Elle dit “Je cherchais un artisanat qui soit pas trop difficile parce que j’étais maladroite.” Je me reconnais beaucoup dans cette phrase. Sauf qu’à priori, j’ai encore trouvé le mien, d’artisanat. Sauf si on considère que gribouiller des cahiers au bic et surligner des passages avec des fluos couleur pastel, c’est une forme d’artisanat, mais je crois que c’est pas encore homologué par la Fédé. Bref, Agnès Varda est donc devenue photographe.
En 1951, elle s’installe avec Valentine rue Daguerre, dans le 14ème arrondissement de Paris
C’est amusant, parce qu’à l’époque elle est photographe, et Daguerre, c’était un précurseur de l’histoire de la photographie. Elle installe un labo photo dans cet atelier dans lequel elles vivent toutes les deux. Et c’est de cette période que date la photographie que j’aime tant qui s’appelle Corps en forme de noix. Cette photo, elle me fait penser à Edward Weston qui, dans les années 30 a réalisé toute une série de photographies de poivrons en noir et blanc. Des poivrons qui ressemblent à des corps, justement.

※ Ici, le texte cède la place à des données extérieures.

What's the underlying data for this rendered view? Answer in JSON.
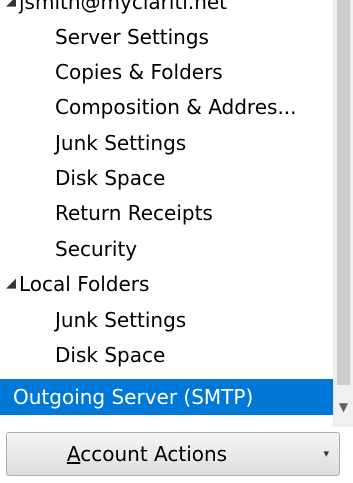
{
  "tree": {
    "account": {
      "expander": "◢",
      "name": "jsmith@myclariti.net",
      "items": [
        "Server Settings",
        "Copies & Folders",
        "Composition & Addres...",
        "Junk Settings",
        "Disk Space",
        "Return Receipts",
        "Security"
      ]
    },
    "local_folders": {
      "expander": "◢",
      "name": "Local Folders",
      "items": [
        "Junk Settings",
        "Disk Space"
      ]
    },
    "outgoing_server": "Outgoing Server (SMTP)",
    "selected": "Outgoing Server (SMTP)"
  },
  "scrollbar": {
    "down_arrow": "▼"
  },
  "account_actions": {
    "mnemonic": "A",
    "rest": "ccount Actions",
    "dropdown_glyph": "▾"
  },
  "colors": {
    "selection": "#0078d7",
    "selection_text": "#ffffff"
  }
}
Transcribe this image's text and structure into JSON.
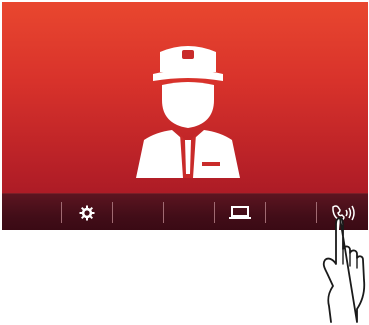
{
  "screen": {
    "state": "incoming-call",
    "caller": {
      "icon": "guard-avatar-icon"
    },
    "colors": {
      "accent": "#d8322b",
      "toolbar": "#420d18",
      "icon": "#ffffff"
    }
  },
  "toolbar": {
    "buttons": [
      {
        "id": "settings",
        "icon": "gear-icon"
      },
      {
        "id": "blank-1",
        "icon": ""
      },
      {
        "id": "monitor",
        "icon": "monitor-icon"
      },
      {
        "id": "talk",
        "icon": "talk-icon"
      }
    ]
  },
  "gesture": {
    "icon": "pointing-hand-icon",
    "target": "talk"
  }
}
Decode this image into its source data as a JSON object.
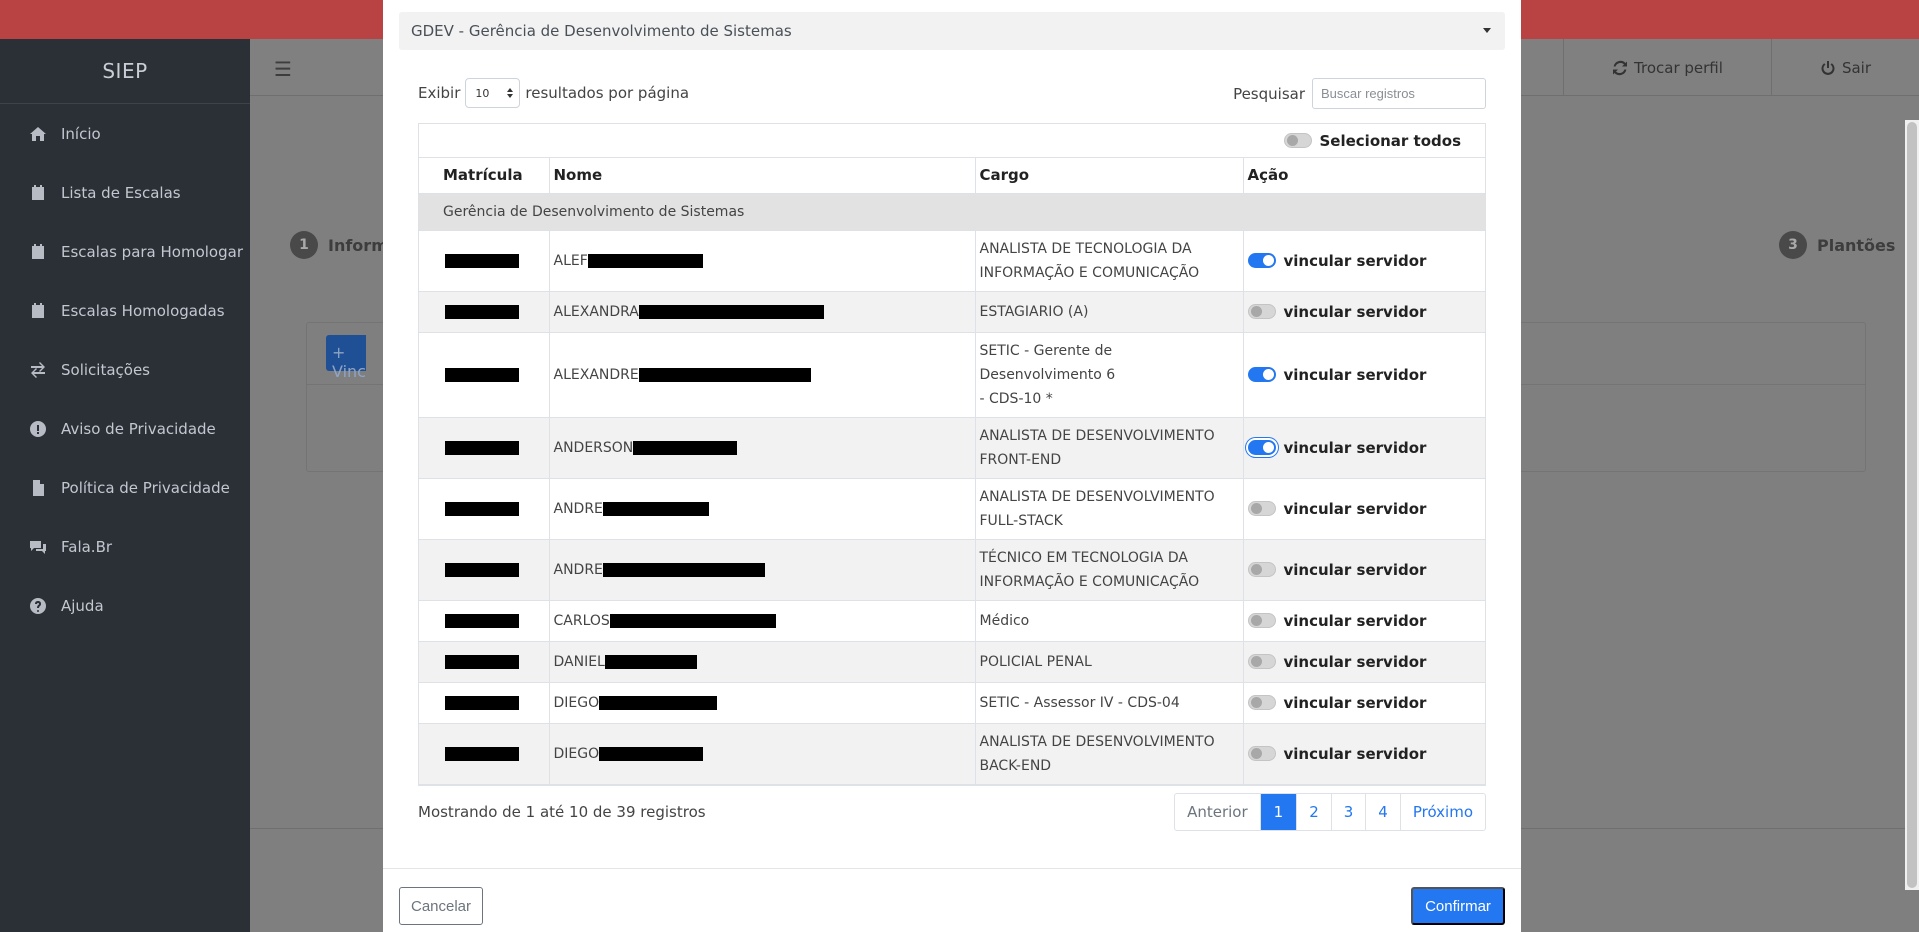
{
  "app": {
    "brand": "SIEP"
  },
  "sidebar": {
    "items": [
      {
        "label": "Início",
        "icon": "home-icon"
      },
      {
        "label": "Lista de Escalas",
        "icon": "calendar-icon"
      },
      {
        "label": "Escalas para Homologar",
        "icon": "calendar-minus-icon"
      },
      {
        "label": "Escalas Homologadas",
        "icon": "calendar-check-icon"
      },
      {
        "label": "Solicitações",
        "icon": "exchange-icon"
      },
      {
        "label": "Aviso de Privacidade",
        "icon": "exclamation-circle-icon"
      },
      {
        "label": "Política de Privacidade",
        "icon": "file-icon"
      },
      {
        "label": "Fala.Br",
        "icon": "comments-icon"
      },
      {
        "label": "Ajuda",
        "icon": "question-circle-icon"
      }
    ]
  },
  "header": {
    "switch_profile": "Trocar perfil",
    "logout": "Sair"
  },
  "steps": {
    "step1_num": "1",
    "step1_label": "Informa",
    "step3_num": "3",
    "step3_label": "Plantões"
  },
  "background_card": {
    "button_label": "+ Vinc"
  },
  "modal": {
    "unit_select": "GDEV - Gerência de Desenvolvimento de Sistemas",
    "length": {
      "prefix": "Exibir",
      "value": "10",
      "suffix": "resultados por página"
    },
    "search": {
      "label": "Pesquisar",
      "placeholder": "Buscar registros"
    },
    "select_all": "Selecionar todos",
    "columns": [
      "Matrícula",
      "Nome",
      "Cargo",
      "Ação"
    ],
    "group": "Gerência de Desenvolvimento de Sistemas",
    "action_label": "vincular servidor",
    "rows": [
      {
        "name": "ALEF",
        "cargo_1": "ANALISTA DE TECNOLOGIA DA",
        "cargo_2": "INFORMAÇÃO E COMUNICAÇÃO",
        "checked": true
      },
      {
        "name": "ALEXANDRA",
        "cargo_1": "ESTAGIARIO (A)",
        "cargo_2": "",
        "checked": false
      },
      {
        "name": "ALEXANDRE",
        "cargo_1": "SETIC - Gerente de Desenvolvimento 6",
        "cargo_2": "- CDS-10 *",
        "checked": true
      },
      {
        "name": "ANDERSON",
        "cargo_1": "ANALISTA DE DESENVOLVIMENTO",
        "cargo_2": "FRONT-END",
        "checked": true
      },
      {
        "name": "ANDRE",
        "cargo_1": "ANALISTA DE DESENVOLVIMENTO",
        "cargo_2": "FULL-STACK",
        "checked": false
      },
      {
        "name": "ANDRE",
        "cargo_1": "TÉCNICO EM TECNOLOGIA DA",
        "cargo_2": "INFORMAÇÃO E COMUNICAÇÃO",
        "checked": false
      },
      {
        "name": "CARLOS",
        "cargo_1": "Médico",
        "cargo_2": "",
        "checked": false
      },
      {
        "name": "DANIEL",
        "cargo_1": "POLICIAL PENAL",
        "cargo_2": "",
        "checked": false
      },
      {
        "name": "DIEGO",
        "cargo_1": "SETIC - Assessor IV - CDS-04",
        "cargo_2": "",
        "checked": false
      },
      {
        "name": "DIEGO",
        "cargo_1": "ANALISTA DE DESENVOLVIMENTO",
        "cargo_2": "BACK-END",
        "checked": false
      }
    ],
    "info": "Mostrando de 1 até 10 de 39 registros",
    "pagination": {
      "prev": "Anterior",
      "pages": [
        "1",
        "2",
        "3",
        "4"
      ],
      "next": "Próximo",
      "active": "1"
    },
    "cancel": "Cancelar",
    "confirm": "Confirmar"
  },
  "colors": {
    "primary": "#2377f0",
    "sidebar": "#2a3036",
    "topbar": "#b94343"
  }
}
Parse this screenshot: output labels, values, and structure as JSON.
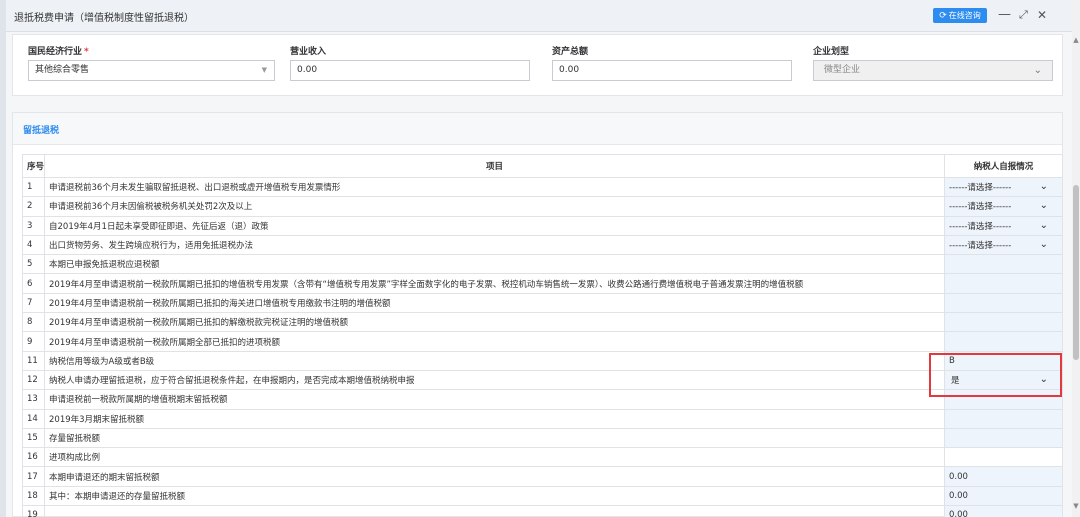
{
  "dialog": {
    "title": "退抵税费申请（增值税制度性留抵退税）",
    "consult_label": "在线咨询",
    "minimize": "—",
    "restore": "⤢",
    "close": "✕"
  },
  "form": {
    "industry": {
      "label": "国民经济行业",
      "value": "其他综合零售"
    },
    "revenue": {
      "label": "营业收入",
      "value": "0.00"
    },
    "assets": {
      "label": "资产总额",
      "value": "0.00"
    },
    "company_type": {
      "label": "企业划型",
      "value": "微型企业"
    }
  },
  "section": {
    "title": "留抵退税",
    "headers": {
      "index": "序号",
      "item": "项目",
      "value": "纳税人自报情况"
    },
    "rows": [
      {
        "idx": "1",
        "item": "申请退税前36个月未发生骗取留抵退税、出口退税或虚开增值税专用发票情形",
        "value": "------请选择------",
        "type": "select"
      },
      {
        "idx": "2",
        "item": "申请退税前36个月未因偷税被税务机关处罚2次及以上",
        "value": "------请选择------",
        "type": "select"
      },
      {
        "idx": "3",
        "item": "自2019年4月1日起未享受即征即退、先征后返（退）政策",
        "value": "------请选择------",
        "type": "select"
      },
      {
        "idx": "4",
        "item": "出口货物劳务、发生跨境应税行为，适用免抵退税办法",
        "value": "------请选择------",
        "type": "select"
      },
      {
        "idx": "5",
        "item": "本期已申报免抵退税应退税额",
        "value": "",
        "type": "blank"
      },
      {
        "idx": "6",
        "item": "2019年4月至申请退税前一税款所属期已抵扣的增值税专用发票（含带有“增值税专用发票”字样全面数字化的电子发票、税控机动车销售统一发票）、收费公路通行费增值税电子普通发票注明的增值税额",
        "value": "",
        "type": "blank"
      },
      {
        "idx": "7",
        "item": "2019年4月至申请退税前一税款所属期已抵扣的海关进口增值税专用缴款书注明的增值税额",
        "value": "",
        "type": "blank"
      },
      {
        "idx": "8",
        "item": "2019年4月至申请退税前一税款所属期已抵扣的解缴税款完税证注明的增值税额",
        "value": "",
        "type": "blank"
      },
      {
        "idx": "9",
        "item": "2019年4月至申请退税前一税款所属期全部已抵扣的进项税额",
        "value": "",
        "type": "blank"
      },
      {
        "idx": "11",
        "item": "纳税信用等级为A级或者B级",
        "value": "B",
        "type": "text"
      },
      {
        "idx": "12",
        "item": "纳税人申请办理留抵退税，应于符合留抵退税条件起，在申报期内，是否完成本期增值税纳税申报",
        "value": "是",
        "type": "select-yes"
      },
      {
        "idx": "13",
        "item": "申请退税前一税款所属期的增值税期末留抵税额",
        "value": "",
        "type": "blank"
      },
      {
        "idx": "14",
        "item": "2019年3月期末留抵税额",
        "value": "",
        "type": "blank"
      },
      {
        "idx": "15",
        "item": "存量留抵税额",
        "value": "",
        "type": "blank"
      },
      {
        "idx": "16",
        "item": "进项构成比例",
        "value": "",
        "type": "plain"
      },
      {
        "idx": "17",
        "item": "本期申请退还的期末留抵税额",
        "value": "0.00",
        "type": "text"
      },
      {
        "idx": "18",
        "item": "其中：本期申请退还的存量留抵税额",
        "value": "0.00",
        "type": "text"
      },
      {
        "idx": "19",
        "item": "",
        "value": "0.00",
        "type": "text"
      }
    ]
  },
  "scroll": {
    "up": "▲",
    "down": "▼"
  },
  "colors": {
    "accent": "#2d8cf0",
    "highlight": "#e4393c"
  }
}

Elle a aussi été photographe officielle du festival d’Avignon, créé par Jean Vilar en 1947, puis du Théâtre National Populaire jusqu’en 61
Je ne connaissais pas du tout son travail de photographe, mais l’exposition m’a permis de le découvrir. Elle a photographié, tout autant des anonymes que des personnalités connues, autant ses voisins que des gens qui vivaient à l’autre bout du monde. Elle a voyagé en Chine, à Cuba, au Portugal, en Allemagne.
Vers 24 ans, elle a eu envie de faire un film, “comme on fait un poème qu’on laisserait dans un tiroir”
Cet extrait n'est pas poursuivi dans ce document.